Anyway, I had no trouble sleeping the second night, and I didn't even start yawning until at least 9 pm, which is like 3 hours later than normal. Maybe I woke up once. I think maybe I dreamed, but it wasn't vivid enough for any of it to stick. When I woke up I felt rested and was able to concentrate on my morning scripture reading and prayer without any problem. And then, like I said, I sent some triple shot espresso type texts to my friend. I had no problem going to sleep last night either, and I know I dreamed, although I'm not sure about what. I am still anxious to see if this lasts after the seven days is over, because I don't think wearing nicotine patches for the rest of your life is the solution for me. If this doesn't work, I'm sure I will try some new experiments down the line. 

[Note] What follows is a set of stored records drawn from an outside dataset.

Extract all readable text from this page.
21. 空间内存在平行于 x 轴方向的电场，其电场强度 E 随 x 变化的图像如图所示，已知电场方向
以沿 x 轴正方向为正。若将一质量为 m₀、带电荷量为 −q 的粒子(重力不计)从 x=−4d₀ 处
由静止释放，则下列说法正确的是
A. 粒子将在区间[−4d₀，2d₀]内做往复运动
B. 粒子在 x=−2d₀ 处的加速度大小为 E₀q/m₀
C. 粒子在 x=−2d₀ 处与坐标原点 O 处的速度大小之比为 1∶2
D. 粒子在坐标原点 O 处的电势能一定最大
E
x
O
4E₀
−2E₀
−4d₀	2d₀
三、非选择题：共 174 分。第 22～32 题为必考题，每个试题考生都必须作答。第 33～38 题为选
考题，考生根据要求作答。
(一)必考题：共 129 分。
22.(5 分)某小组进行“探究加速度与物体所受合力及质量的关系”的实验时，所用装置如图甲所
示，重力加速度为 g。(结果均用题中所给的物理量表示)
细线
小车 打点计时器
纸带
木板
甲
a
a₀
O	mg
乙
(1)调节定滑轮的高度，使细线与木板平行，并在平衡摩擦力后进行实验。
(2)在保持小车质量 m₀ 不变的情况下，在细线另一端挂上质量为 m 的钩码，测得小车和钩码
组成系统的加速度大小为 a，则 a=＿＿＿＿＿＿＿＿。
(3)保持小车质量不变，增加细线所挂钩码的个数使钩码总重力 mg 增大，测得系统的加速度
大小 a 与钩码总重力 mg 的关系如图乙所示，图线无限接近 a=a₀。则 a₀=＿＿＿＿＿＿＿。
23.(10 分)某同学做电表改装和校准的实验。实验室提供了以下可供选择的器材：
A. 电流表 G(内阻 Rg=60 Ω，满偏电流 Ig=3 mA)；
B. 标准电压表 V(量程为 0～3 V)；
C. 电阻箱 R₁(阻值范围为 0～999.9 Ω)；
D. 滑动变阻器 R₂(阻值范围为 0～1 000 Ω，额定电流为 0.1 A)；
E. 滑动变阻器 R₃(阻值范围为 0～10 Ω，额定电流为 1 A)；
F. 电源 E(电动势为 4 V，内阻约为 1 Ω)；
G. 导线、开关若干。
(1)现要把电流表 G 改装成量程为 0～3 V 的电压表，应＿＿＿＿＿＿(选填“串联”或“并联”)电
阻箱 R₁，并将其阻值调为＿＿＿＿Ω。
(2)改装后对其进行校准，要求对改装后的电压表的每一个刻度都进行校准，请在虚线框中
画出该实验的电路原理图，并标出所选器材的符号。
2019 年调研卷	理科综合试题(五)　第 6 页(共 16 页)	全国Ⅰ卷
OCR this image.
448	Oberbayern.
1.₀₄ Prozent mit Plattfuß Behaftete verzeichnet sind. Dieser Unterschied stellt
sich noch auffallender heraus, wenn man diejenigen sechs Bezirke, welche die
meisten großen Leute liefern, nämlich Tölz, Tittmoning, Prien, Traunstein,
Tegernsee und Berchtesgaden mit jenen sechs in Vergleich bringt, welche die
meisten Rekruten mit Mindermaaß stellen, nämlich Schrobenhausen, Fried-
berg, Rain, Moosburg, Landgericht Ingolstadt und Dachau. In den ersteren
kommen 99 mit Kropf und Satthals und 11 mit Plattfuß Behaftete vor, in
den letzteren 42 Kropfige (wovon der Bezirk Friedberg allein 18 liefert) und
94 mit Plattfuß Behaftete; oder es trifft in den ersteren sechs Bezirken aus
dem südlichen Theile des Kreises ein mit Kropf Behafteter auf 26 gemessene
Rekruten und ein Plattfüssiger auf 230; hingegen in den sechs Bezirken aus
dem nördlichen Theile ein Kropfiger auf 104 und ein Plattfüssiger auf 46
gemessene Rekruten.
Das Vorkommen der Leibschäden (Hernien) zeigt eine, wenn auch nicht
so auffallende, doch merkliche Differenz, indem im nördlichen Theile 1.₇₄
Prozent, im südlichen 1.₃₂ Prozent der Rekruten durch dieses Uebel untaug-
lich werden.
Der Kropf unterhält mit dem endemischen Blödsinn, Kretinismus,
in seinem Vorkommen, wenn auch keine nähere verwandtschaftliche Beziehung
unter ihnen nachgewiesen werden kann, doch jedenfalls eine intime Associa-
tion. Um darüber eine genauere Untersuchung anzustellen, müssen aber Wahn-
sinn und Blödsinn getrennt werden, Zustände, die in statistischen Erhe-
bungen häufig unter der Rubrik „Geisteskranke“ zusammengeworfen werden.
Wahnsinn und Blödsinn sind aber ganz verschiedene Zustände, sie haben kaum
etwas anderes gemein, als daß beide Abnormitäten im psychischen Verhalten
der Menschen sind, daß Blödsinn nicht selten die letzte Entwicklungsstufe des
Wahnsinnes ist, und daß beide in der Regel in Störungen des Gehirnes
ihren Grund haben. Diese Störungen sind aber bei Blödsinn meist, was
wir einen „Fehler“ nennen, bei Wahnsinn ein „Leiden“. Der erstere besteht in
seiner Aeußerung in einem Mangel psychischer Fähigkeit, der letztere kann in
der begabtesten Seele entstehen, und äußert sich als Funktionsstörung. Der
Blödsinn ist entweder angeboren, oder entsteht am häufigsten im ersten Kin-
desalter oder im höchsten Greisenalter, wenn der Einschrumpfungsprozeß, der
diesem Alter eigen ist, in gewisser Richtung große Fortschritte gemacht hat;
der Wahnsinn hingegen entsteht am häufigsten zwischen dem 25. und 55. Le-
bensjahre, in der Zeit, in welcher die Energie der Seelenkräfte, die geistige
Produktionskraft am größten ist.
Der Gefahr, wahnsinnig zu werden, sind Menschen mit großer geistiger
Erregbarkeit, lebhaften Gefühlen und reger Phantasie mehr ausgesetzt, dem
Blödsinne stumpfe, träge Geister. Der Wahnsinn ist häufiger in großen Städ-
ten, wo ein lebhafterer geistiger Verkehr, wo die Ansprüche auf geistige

Is this not the tiniest nutella you've ever seen? My mom gave me this, but she couldn't remember where she got it. I don't know if I'm supposed to throw it in my purse in case I need an emergency dose of nutella or something? Well, I mean, you never know when a craving might hit and this little waste of plastic might save the day. Or someone might be having a diabetic crash and I could be a hero by hurling this tiny nutella in their general direction in slow motion. They open their mouth wide and in the nutella lands. They swallow it whole, container and all, and the day is saved.

You never know. It could happen. Stranger things have happened, that's for sure.